KENDARI – Di sela-sela kemeriahan agenda nasional "What’s Up Campus Calls Out" dan penandatanganan PKS serentak, Kantor Wilayah Kementerian Hukum Sulawesi Tenggara turut melaksanakan momen istimewa. Kepala Kantor Wilayah, Topan Sopuan, secara resmi menyerahkan sejumlah sertifikat Kekayaan Intelektual (KI) sebagai bentuk nyata perlindungan hukum terhadap karya personal dan identitas komunal di Sulawesi Tenggara, Selasa (12/05/2026).
Penyerahan sertifikat ini menjadi bukti bahwa kesadaran akan pentingnya legalitas karya di Bumi Bahteramas terus meningkat, baik di tingkat individu maupun pemerintah daerah.
Dalam seremoni tersebut, Kakanwil menyerahkan sertifikat kepada para kreator dan perwakilan lembaga yang telah berhasil mendaftarkan aset intelektualnya.
1. Sertifikat Hak Cipta (Personal)
Sertifikat ini diserahkan kepada dua kreator yang telah berhasil mematenkan karya kreatifnya secara hukum:
* Adhe Rahmatullah
* Burhan Balano

2. Sertifikat Ekspresi Budaya Tradisional (Komunal)
Selain hak cipta personal, perlindungan terhadap warisan budaya leluhur juga menjadi prioritas. Penyerahan sertifikat Ekspresi Budaya Tradisional (EBT) diberikan kepada lembaga yang berperan aktif dalam inventarisasi kekayaan lokal:
* Dinas Pendidikan dan Kebudayaan Kabupaten Konawe
* Dinas Pendidikan dan Kebudayaan Kabupaten Buton Selatan (Busel)
* Badan Riset dan Inovasi Daerah (BRIDA) Kabupaten Muna
* Lembaga Adat Kaledupa, Kabupaten Wakatobi
Penyerahan ini menegaskan bahwa tradisi dan budaya asli daerah Sulawesi Tenggara kini memiliki posisi hukum yang kuat, mencegah terjadinya klaim sepihak atau penyalahgunaan oleh pihak yang tidak bertanggung jawab.
Usai menyerahkan sertifikat tersebut, Topan Sopuan menyampaikan rasa bangganya terhadap para penerima sertifikat yang telah mengambil langkah proaktif dalam melindungi karya dan budaya mereka.
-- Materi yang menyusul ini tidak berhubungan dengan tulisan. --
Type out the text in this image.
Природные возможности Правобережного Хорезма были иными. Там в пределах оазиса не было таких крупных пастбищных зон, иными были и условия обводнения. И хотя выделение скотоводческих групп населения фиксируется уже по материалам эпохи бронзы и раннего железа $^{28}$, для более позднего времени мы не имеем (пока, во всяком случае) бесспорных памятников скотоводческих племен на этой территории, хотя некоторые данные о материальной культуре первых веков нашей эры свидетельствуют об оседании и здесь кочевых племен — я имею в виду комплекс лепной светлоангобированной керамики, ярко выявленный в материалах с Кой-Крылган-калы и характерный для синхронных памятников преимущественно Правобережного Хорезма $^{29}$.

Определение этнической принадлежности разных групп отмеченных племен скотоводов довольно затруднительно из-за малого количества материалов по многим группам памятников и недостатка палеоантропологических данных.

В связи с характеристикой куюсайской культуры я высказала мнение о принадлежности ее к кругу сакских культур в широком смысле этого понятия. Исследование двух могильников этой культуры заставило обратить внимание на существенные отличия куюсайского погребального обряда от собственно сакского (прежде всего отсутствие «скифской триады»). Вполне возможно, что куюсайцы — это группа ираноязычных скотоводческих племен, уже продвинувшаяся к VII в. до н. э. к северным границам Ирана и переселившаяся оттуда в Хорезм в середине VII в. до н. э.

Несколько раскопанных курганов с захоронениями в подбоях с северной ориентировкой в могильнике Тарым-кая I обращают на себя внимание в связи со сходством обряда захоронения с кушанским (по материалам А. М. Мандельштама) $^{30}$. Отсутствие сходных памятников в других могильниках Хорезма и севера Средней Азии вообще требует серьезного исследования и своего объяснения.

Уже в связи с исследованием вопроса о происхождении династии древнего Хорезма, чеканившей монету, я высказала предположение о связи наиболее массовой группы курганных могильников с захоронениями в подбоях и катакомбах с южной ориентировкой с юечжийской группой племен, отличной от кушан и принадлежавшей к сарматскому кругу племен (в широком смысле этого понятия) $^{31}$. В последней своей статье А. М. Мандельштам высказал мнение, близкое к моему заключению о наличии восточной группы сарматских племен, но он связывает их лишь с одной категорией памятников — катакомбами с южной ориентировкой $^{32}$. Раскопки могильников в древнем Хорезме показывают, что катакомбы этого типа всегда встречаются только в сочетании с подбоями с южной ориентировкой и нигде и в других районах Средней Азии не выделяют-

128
"Penyerahan sertifikat hari ini adalah pesan bagi seluruh masyarakat Sulawesi Tenggara bahwa perlindungan kekayaan intelektual itu nyata dan mudah. Bagi individu seperti Mas Adhe dan Mas Burhan, ini adalah jaminan ekonomi atas kreativitas mereka. Sementara bagi lembaga adat dan pemerintah daerah di Konawe, Busel, Muna, serta Wakatobi, sertifikat EBT ini adalah cara kita menjaga identitas leluhur agar tetap menjadi milik kita hingga generasi mendatang. Kami terus berkomitmen untuk 'jemput bola' dalam mengamankan setiap potensi intelektual di Sultra," ujar Topan Sopuan.